Reconocería aquella voz en cualquier parte. El tono dulce, cálido, con un toque de picardía. “Meredith”. Incluso su nombre sonaba dulce, suave como una corriente de agua resbalando entre las piedras. Se removió inquieto en el asiento, ahogando una maldición, sintiéndose como un completo imbécil por perder el temple de esa manera. Pero siempre le había pasado lo mismo, siempre le había provocado ese efecto cuando escuchaba su voz; toda la sangre de su cuerpo se concentraba en un único punto, causándole un incómodo y sofocante dolor.
Ella todavía tenía ese poder sobre él.
Pocas cosas lograban conmocionarle tanto como escucharla. ¿Cuántos años habían transcurrido desde la última vez que la vio? Doce años, once meses, cuatro días, una hora y aproximadamente diez minutos. ¡Trece putos años y no había podido olvidarse de ella!

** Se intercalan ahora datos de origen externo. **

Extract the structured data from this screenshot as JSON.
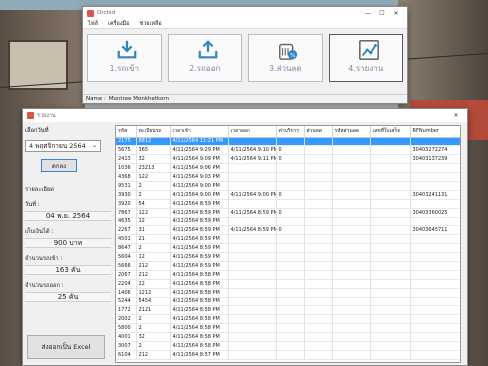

Se vio inundado por un torrente de recuerdos. Sus dulces labios dedicándole aquella tímida sonrisa cuando se cruzaban sus miradas, los enormes y brillantes ojos cuando por fin le confesó estar preparada para su primera vez; ser consciente de saber que era el primer hombre que besaba la cálida curva de su cuello, que acunaba su tierno pezón con la lengua, que disfrutaba del dulce sabor de su néctar, que escuchaba el gemido sorprendido de su primer orgasmo...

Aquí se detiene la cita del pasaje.